# Rochester 703XXXX AIR



## Shooter (Nov 7, 2015)

I have a 1967 Rochester AIR carburetor (#7037262). A California version of the Rochester. I've decoded the thing but what parts does the "AIR" actually change versus a standard Rochester? Can I remove the differences and make it function like a 702XXXX? What penalty am I paying with the AIR version? Can't find a reference to it in Cliff Ruggles' book.

Thanks,
Shooter


----------



## 1968gto421 (Mar 28, 2014)

Personally have no idea. You can call or email Cliff as he was exceptionally helpful to me with my Q-jet problems. Info on his site:



Cliffs High Performance Quadrajets – Quadrajet Rebuild Kits, Cabruretor Parts, Quadrajet Rebuilding, Quadrajet Parts, Bushing Kits, Carb Tuning


----------



## Shooter (Nov 7, 2015)

I'll do that! Thank you!


----------



## O52 (Jan 27, 2019)

AIR refers to the air injection pump on the '67 California cars. The carb just has a different calibration to meet California emission standards with the air injection. 
The AIR emission parts are highly valued. If yours still has them don't toss them!


----------



## Shooter (Nov 7, 2015)

O.K. Do you know what parts are specific to the AIR carburetors? Is there an additional pump somewhere in the engine compartment or something?


----------



## PontiacJim (Dec 29, 2012)

Shooter said:


> O.K. Do you know what parts are specific to the AIR carburetors? Is there an additional pump somewhere in the engine compartment or something?

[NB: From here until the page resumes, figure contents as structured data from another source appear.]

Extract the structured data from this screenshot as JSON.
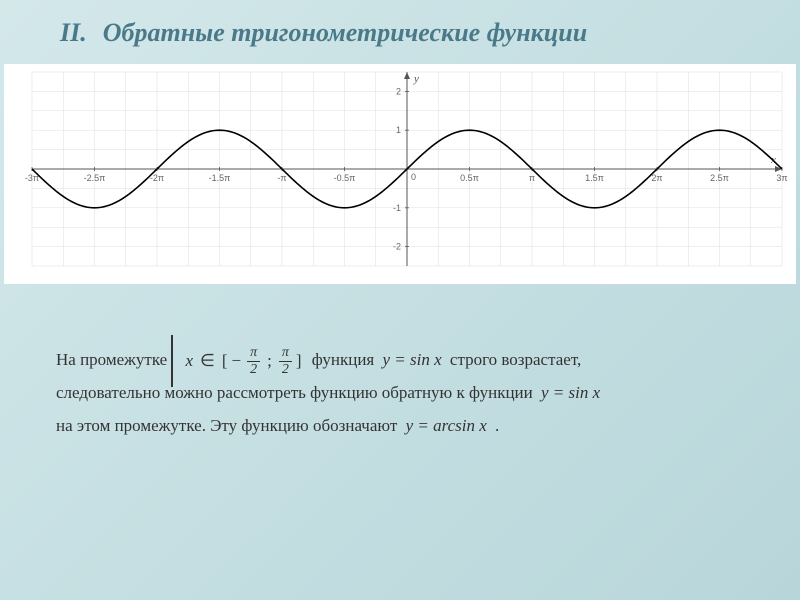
{
  "header": {
    "roman": "II.",
    "title": "Обратные тригонометрические функции"
  },
  "chart": {
    "type": "line",
    "function": "sin",
    "xlim": [
      -9.4248,
      9.4248
    ],
    "ylim": [
      -2.5,
      2.5
    ],
    "xtick_positions": [
      -9.4248,
      -7.854,
      -6.2832,
      -4.7124,
      -3.1416,
      -1.5708,
      0,
      1.5708,
      3.1416,
      4.7124,
      6.2832,
      7.854,
      9.4248
    ],
    "xtick_labels": [
      "-3π",
      "-2.5π",
      "-2π",
      "-1.5π",
      "-π",
      "-0.5π",
      "0",
      "0.5π",
      "π",
      "1.5π",
      "2π",
      "2.5π",
      "3π"
    ],
    "ytick_positions": [
      -2,
      -1,
      0,
      1,
      2
    ],
    "ytick_labels": [
      "-2",
      "-1",
      "",
      "1",
      "2"
    ],
    "axis_labels": {
      "x": "x",
      "y": "y"
    },
    "colors": {
      "background": "#ffffff",
      "grid": "#dddddd",
      "axis": "#555555",
      "curve": "#000000",
      "ticklabel": "#666666"
    },
    "line_width": 1.6,
    "grid_minor": true,
    "axis_label_fontsize": 11,
    "tick_fontsize": 9,
    "samples": 300
  },
  "body": {
    "line1_a": "На промежутке",
    "interval": {
      "var": "x",
      "elem": "∈",
      "a_sign": "−",
      "a_num": "π",
      "a_den": "2",
      "b_num": "π",
      "b_den": "2"
    },
    "line1_b": "функция",
    "fn1": "y = sin x",
    "line1_c": "строго возрастает,",
    "line2_a": "следовательно можно рассмотреть функцию обратную к функции",
    "fn2": "y = sin x",
    "line3_a": "на этом промежутке. Эту функцию обозначают",
    "fn3": "y = arcsin x",
    "line3_b": "."
  }
}
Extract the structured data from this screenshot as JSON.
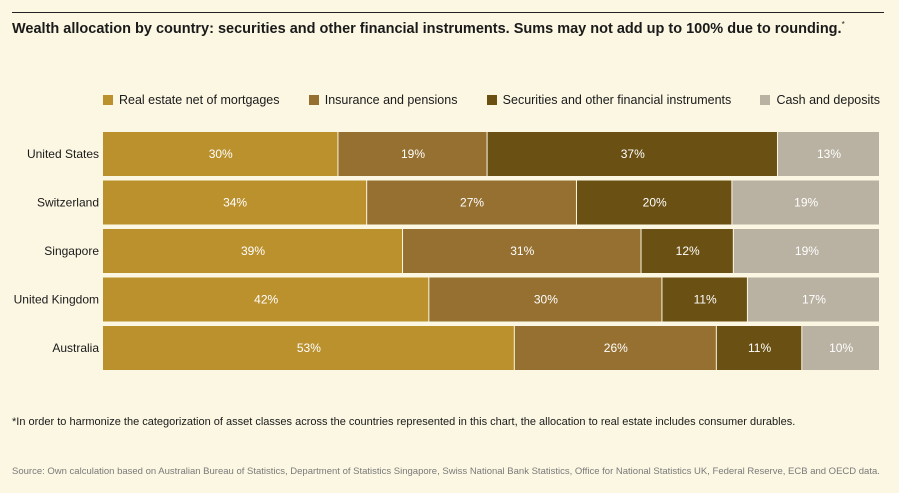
{
  "header": {
    "title": "Wealth allocation by country: securities and other financial instruments. Sums may not add up to 100% due to rounding.",
    "title_mark": "*"
  },
  "chart_data": {
    "type": "bar",
    "orientation": "horizontal",
    "stacked": true,
    "categories": [
      "United States",
      "Switzerland",
      "Singapore",
      "United Kingdom",
      "Australia"
    ],
    "series": [
      {
        "name": "Real estate net of mortgages",
        "color": "#bb912e",
        "values": [
          30,
          34,
          39,
          42,
          53
        ],
        "labels": [
          "30%",
          "34%",
          "39%",
          "42%",
          "53%"
        ]
      },
      {
        "name": "Insurance and pensions",
        "color": "#957030",
        "values": [
          19,
          27,
          31,
          30,
          26
        ],
        "labels": [
          "19%",
          "27%",
          "31%",
          "30%",
          "26%"
        ]
      },
      {
        "name": "Securities and other financial instruments",
        "color": "#6b5013",
        "values": [
          37,
          20,
          12,
          11,
          11
        ],
        "labels": [
          "37%",
          "20%",
          "12%",
          "11%",
          "11%"
        ]
      },
      {
        "name": "Cash and deposits",
        "color": "#b9b2a2",
        "values": [
          13,
          19,
          19,
          17,
          10
        ],
        "labels": [
          "13%",
          "19%",
          "19%",
          "17%",
          "10%"
        ]
      }
    ],
    "legend_position": "top-right",
    "grid": false
  },
  "footnote": "*In order to harmonize the categorization of asset classes across the countries represented in this chart, the allocation to real estate includes consumer durables.",
  "source": "Source: Own calculation based on Australian Bureau of Statistics, Department of Statistics Singapore, Swiss National Bank Statistics, Office for National Statistics UK, Federal Reserve, ECB and OECD data."
}
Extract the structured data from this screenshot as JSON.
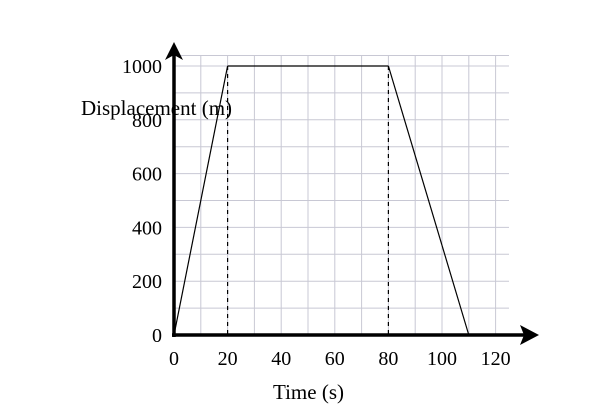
{
  "chart_data": {
    "type": "line",
    "title": "",
    "xlabel": "Time (s)",
    "ylabel": "Displacement (m)",
    "xlim": [
      0,
      125
    ],
    "ylim": [
      0,
      1050
    ],
    "x_ticks": [
      "0",
      "20",
      "40",
      "60",
      "80",
      "100",
      "120"
    ],
    "y_ticks": [
      "0",
      "200",
      "400",
      "600",
      "800",
      "1000"
    ],
    "grid": true,
    "series": [
      {
        "x": [
          0,
          20,
          80,
          110
        ],
        "y": [
          0,
          1000,
          1000,
          0
        ]
      }
    ],
    "dashed_guides_x": [
      20,
      80
    ],
    "line_color": "#000000",
    "grid_color": "#c8c8d4"
  }
}
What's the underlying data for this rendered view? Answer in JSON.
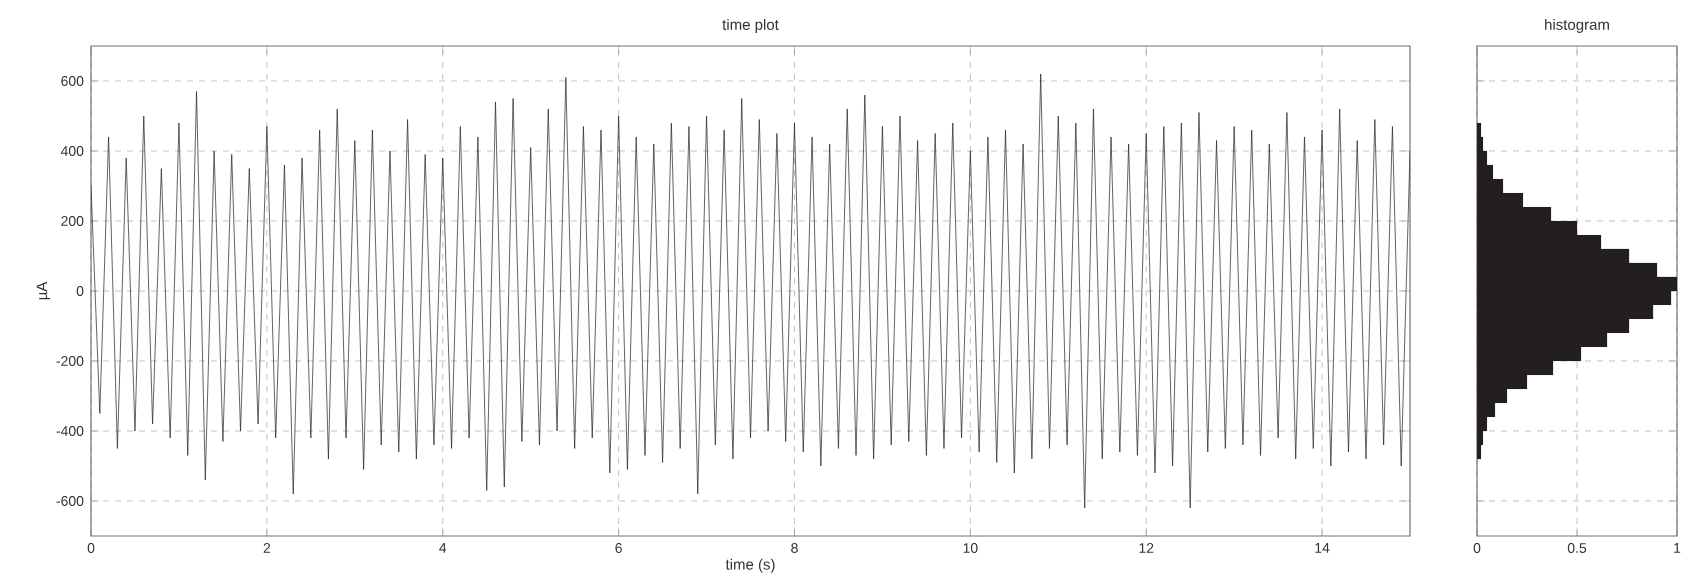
{
  "chart_data": [
    {
      "type": "line",
      "title": "time plot",
      "xlabel": "time (s)",
      "ylabel": "µA",
      "xlim": [
        0,
        15
      ],
      "ylim": [
        -700,
        700
      ],
      "xticks": [
        0,
        2,
        4,
        6,
        8,
        10,
        12,
        14
      ],
      "yticks": [
        -600,
        -400,
        -200,
        0,
        200,
        400,
        600
      ],
      "grid": true,
      "series": [
        {
          "color": "#231f20",
          "x": [
            0,
            0.1,
            0.2,
            0.3,
            0.4,
            0.5,
            0.6,
            0.7,
            0.8,
            0.9,
            1,
            1.1,
            1.2,
            1.3,
            1.4,
            1.5,
            1.6,
            1.7,
            1.8,
            1.9,
            2,
            2.1,
            2.2,
            2.3,
            2.4,
            2.5,
            2.6,
            2.7,
            2.8,
            2.9,
            3,
            3.1,
            3.2,
            3.3,
            3.4,
            3.5,
            3.6,
            3.7,
            3.8,
            3.9,
            4,
            4.1,
            4.2,
            4.3,
            4.4,
            4.5,
            4.6,
            4.7,
            4.8,
            4.9,
            5,
            5.1,
            5.2,
            5.3,
            5.4,
            5.5,
            5.6,
            5.7,
            5.8,
            5.9,
            6,
            6.1,
            6.2,
            6.3,
            6.4,
            6.5,
            6.6,
            6.7,
            6.8,
            6.9,
            7,
            7.1,
            7.2,
            7.3,
            7.4,
            7.5,
            7.6,
            7.7,
            7.8,
            7.9,
            8,
            8.1,
            8.2,
            8.3,
            8.4,
            8.5,
            8.6,
            8.7,
            8.8,
            8.9,
            9,
            9.1,
            9.2,
            9.3,
            9.4,
            9.5,
            9.6,
            9.7,
            9.8,
            9.9,
            10,
            10.1,
            10.2,
            10.3,
            10.4,
            10.5,
            10.6,
            10.7,
            10.8,
            10.9,
            11,
            11.1,
            11.2,
            11.3,
            11.4,
            11.5,
            11.6,
            11.7,
            11.8,
            11.9,
            12,
            12.1,
            12.2,
            12.3,
            12.4,
            12.5,
            12.6,
            12.7,
            12.8,
            12.9,
            13,
            13.1,
            13.2,
            13.3,
            13.4,
            13.5,
            13.6,
            13.7,
            13.8,
            13.9,
            14,
            14.1,
            14.2,
            14.3,
            14.4,
            14.5,
            14.6,
            14.7,
            14.8,
            14.9,
            15
          ],
          "values": [
            300,
            -350,
            440,
            -450,
            380,
            -400,
            500,
            -380,
            350,
            -420,
            480,
            -470,
            570,
            -540,
            400,
            -430,
            390,
            -400,
            350,
            -380,
            470,
            -420,
            360,
            -580,
            380,
            -420,
            460,
            -480,
            520,
            -420,
            430,
            -510,
            460,
            -440,
            400,
            -460,
            490,
            -480,
            390,
            -440,
            380,
            -450,
            470,
            -420,
            440,
            -570,
            540,
            -560,
            550,
            -430,
            410,
            -440,
            520,
            -400,
            610,
            -450,
            470,
            -420,
            460,
            -520,
            500,
            -510,
            440,
            -470,
            420,
            -490,
            480,
            -450,
            470,
            -580,
            500,
            -440,
            460,
            -480,
            550,
            -420,
            490,
            -400,
            450,
            -430,
            480,
            -460,
            440,
            -500,
            420,
            -450,
            520,
            -470,
            560,
            -480,
            470,
            -440,
            500,
            -430,
            430,
            -470,
            450,
            -450,
            480,
            -420,
            400,
            -460,
            440,
            -490,
            460,
            -520,
            420,
            -480,
            620,
            -450,
            500,
            -440,
            480,
            -620,
            520,
            -480,
            440,
            -460,
            420,
            -470,
            450,
            -520,
            470,
            -500,
            480,
            -620,
            510,
            -460,
            430,
            -450,
            470,
            -440,
            460,
            -470,
            420,
            -420,
            510,
            -480,
            440,
            -450,
            460,
            -500,
            520,
            -460,
            430,
            -480,
            490,
            -440,
            470,
            -500,
            400
          ]
        }
      ]
    },
    {
      "type": "histogram",
      "title": "histogram",
      "orientation": "horizontal",
      "xlim": [
        0,
        1
      ],
      "ylim": [
        -700,
        700
      ],
      "xticks": [
        0,
        0.5,
        1
      ],
      "yticks": [
        -600,
        -400,
        -200,
        0,
        200,
        400,
        600
      ],
      "grid": true,
      "tick_labels": "x",
      "color": "#231f20",
      "bins": [
        -480,
        -440,
        -400,
        -360,
        -320,
        -280,
        -240,
        -200,
        -160,
        -120,
        -80,
        -40,
        0,
        40,
        80,
        120,
        160,
        200,
        240,
        280,
        320,
        360,
        400,
        440,
        480
      ],
      "values": [
        0.02,
        0.03,
        0.05,
        0.09,
        0.15,
        0.25,
        0.38,
        0.52,
        0.65,
        0.76,
        0.88,
        0.97,
        1.0,
        0.9,
        0.76,
        0.62,
        0.5,
        0.37,
        0.23,
        0.13,
        0.08,
        0.05,
        0.03,
        0.02
      ]
    }
  ]
}
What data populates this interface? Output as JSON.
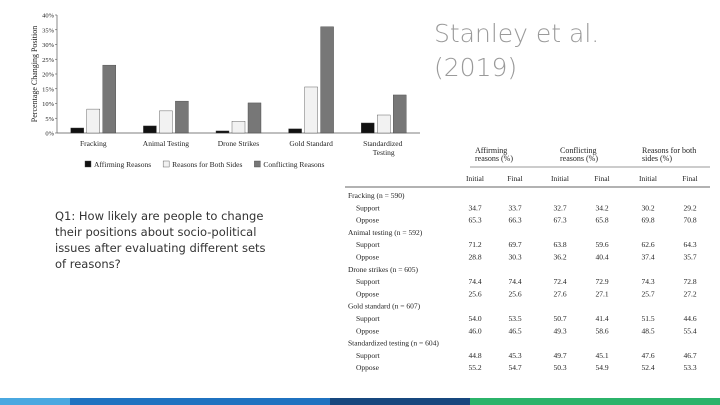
{
  "title_lines": [
    "Stanley et al.",
    "(2019)"
  ],
  "question": "Q1: How likely are people to change their positions about socio-political issues after evaluating different sets of reasons?",
  "chart_data": {
    "type": "bar",
    "y_label": "Percentage Changing Position",
    "categories": [
      "Fracking",
      "Animal Testing",
      "Drone Strikes",
      "Gold Standard",
      "Standardized Testing"
    ],
    "series": [
      {
        "name": "Affirming Reasons",
        "color": "#111111",
        "values": [
          1.7,
          2.4,
          0.7,
          1.4,
          3.4
        ]
      },
      {
        "name": "Reasons for Both Sides",
        "color": "#f2f2f2",
        "values": [
          8.1,
          7.5,
          4,
          15.6,
          6.1
        ]
      },
      {
        "name": "Conflicting Reasons",
        "color": "#777777",
        "values": [
          23,
          10.8,
          10.2,
          36,
          12.9
        ]
      }
    ],
    "ylim": [
      0,
      40
    ],
    "yticks": [
      {
        "value": 0,
        "label": "0%"
      },
      {
        "value": 5,
        "label": "5%"
      },
      {
        "value": 10,
        "label": "10%"
      },
      {
        "value": 15,
        "label": "15%"
      },
      {
        "value": 20,
        "label": "20%"
      },
      {
        "value": 25,
        "label": "25%"
      },
      {
        "value": 30,
        "label": "30%"
      },
      {
        "value": 35,
        "label": "35%"
      },
      {
        "value": 40,
        "label": "40%"
      }
    ]
  },
  "table": {
    "column_groups": [
      "Affirming reasons (%)",
      "Conflicting reasons (%)",
      "Reasons for both sides (%)"
    ],
    "subheaders": [
      "Initial",
      "Final",
      "Initial",
      "Final",
      "Initial",
      "Final"
    ],
    "groups": [
      {
        "label": "Fracking (n = 590)",
        "rows": [
          {
            "label": "Support",
            "values": [
              "34.7",
              "33.7",
              "32.7",
              "34.2",
              "30.2",
              "29.2"
            ]
          },
          {
            "label": "Oppose",
            "values": [
              "65.3",
              "66.3",
              "67.3",
              "65.8",
              "69.8",
              "70.8"
            ]
          }
        ]
      },
      {
        "label": "Animal testing (n = 592)",
        "rows": [
          {
            "label": "Support",
            "values": [
              "71.2",
              "69.7",
              "63.8",
              "59.6",
              "62.6",
              "64.3"
            ]
          },
          {
            "label": "Oppose",
            "values": [
              "28.8",
              "30.3",
              "36.2",
              "40.4",
              "37.4",
              "35.7"
            ]
          }
        ]
      },
      {
        "label": "Drone strikes (n = 605)",
        "rows": [
          {
            "label": "Support",
            "values": [
              "74.4",
              "74.4",
              "72.4",
              "72.9",
              "74.3",
              "72.8"
            ]
          },
          {
            "label": "Oppose",
            "values": [
              "25.6",
              "25.6",
              "27.6",
              "27.1",
              "25.7",
              "27.2"
            ]
          }
        ]
      },
      {
        "label": "Gold standard (n = 607)",
        "rows": [
          {
            "label": "Support",
            "values": [
              "54.0",
              "53.5",
              "50.7",
              "41.4",
              "51.5",
              "44.6"
            ]
          },
          {
            "label": "Oppose",
            "values": [
              "46.0",
              "46.5",
              "49.3",
              "58.6",
              "48.5",
              "55.4"
            ]
          }
        ]
      },
      {
        "label": "Standardized testing (n = 604)",
        "rows": [
          {
            "label": "Support",
            "values": [
              "44.8",
              "45.3",
              "49.7",
              "45.1",
              "47.6",
              "46.7"
            ]
          },
          {
            "label": "Oppose",
            "values": [
              "55.2",
              "54.7",
              "50.3",
              "54.9",
              "52.4",
              "53.3"
            ]
          }
        ]
      }
    ]
  }
}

Yes, there is a pump, and all other needed components to make the system work. A 1967 Pontiac Tempest/Lemans/GTO Service Manual should show the system and components.

Very few people leave the set-up stock unless they are restoring their California AIR fitted car. Parts are very hard to find/get making it difficult to restore to factory.

This is a 1966 set-up, but gives you an idea of some of the components:









1966 GTO Smog-Pump AKA Air-Injection Reactor Engine...


I have California built 1966 GTO with Air Injection Reactor or Smog Pump. I am not living in California and can now remove this system. My question involves improved engine performance. Is there any benefit with keeping Smog Pump or will improved engine performance be the result by removing...




www.gtoforum.com


----------



## Shooter (Nov 7, 2015)

Oh! I don't have ANY of that stuff. Don't have any desire to find/pay for/install it! So what's different in my carburetor? Anything? Do I need to plug holes? Changes internal parts? Or just use it?


----------



## PontiacJim (Dec 29, 2012)

Shooter said:


> Oh! I don't have ANY of that stuff. Don't have any desire to find/pay for/install it! So what's different in my carburetor? Anything? Do I need to plug holes? Changes internal parts? Or just use it?


I would just use it. Most likely the carb is calibrated leaner. I can't confirm that, but that would be my guess. You will want to rebuild the carb. Get Cliff Ruggle's Rochester Q-jet rebuild book as a guide.

The things that may need to be swapped out to "fatten" up the fuel could be jets, primary & secondary metering rods, and secondary hanger. Cliff gets into idle bleed tubes and the like and these may need to be made larger. So you can follow along with the book's disassembly/build and make any changes needed - if you choose to.

Cliff no longer rebuilds carbs, but does supply all the needed parts to do a rebuild.


----------



## Shooter (Nov 7, 2015)

Jim,
I e-mailed him. Thanks!


----------



## PontiacJim (Dec 29, 2012)

Here are some more pictures and an owner looking for parts. You may be able to sell him your carb as a spare to him and put that money towards another/later carb that won't need any modifications done to it other than a good solid rebuild.






'67 A.I.R. Smog Pump Hoses - PY Online Forums - Bringing the Pontiac Hobby Together


'67 A.I.R. Smog Pump Hoses 61-77 GTO, Tempest & LeMans Parts WANTED



forums.maxperformanceinc.com


----------



## O52 (Jan 27, 2019)

X2 what Jim said. Those CA carbs are few and far between.


----------



## Shooter (Nov 7, 2015)

I'll see what he says. Thanks.


----------



## Shooter (Nov 7, 2015)

In my search for carbs (702XXXXs), it seems that auto Xmission versions are plentiful and manual Xmisson versions are like hen's teeth. Where do you guys look/shop?


----------



## O52 (Jan 27, 2019)

Its feast or famine sometimes. When I check Ebay I use the part number as a search. I also use a generic term with the year. (1967 Pontiac Carburetor or 67 GTO Quadrajet or just Quadrajet) Also mis-spelled descriptions of the parts. It can take several months or years to find the part you need. I often find Pontiac parts described as a Buick/Olds or Chevy parts. As an alternative if you're not set on a numbers matching carb, the best Pontiac Quadrajets to use are the mid seventies versions. The 66/67 Quads have a lot of issues that were resolved by then and made them easier to adjust. I think Cliff mentions that in his book.


----------



## 67HOGOAT (Dec 10, 2008)

I had Cliff do an AIR one for me A few years ago and I believe it was just the jetting and metering rods were different


----------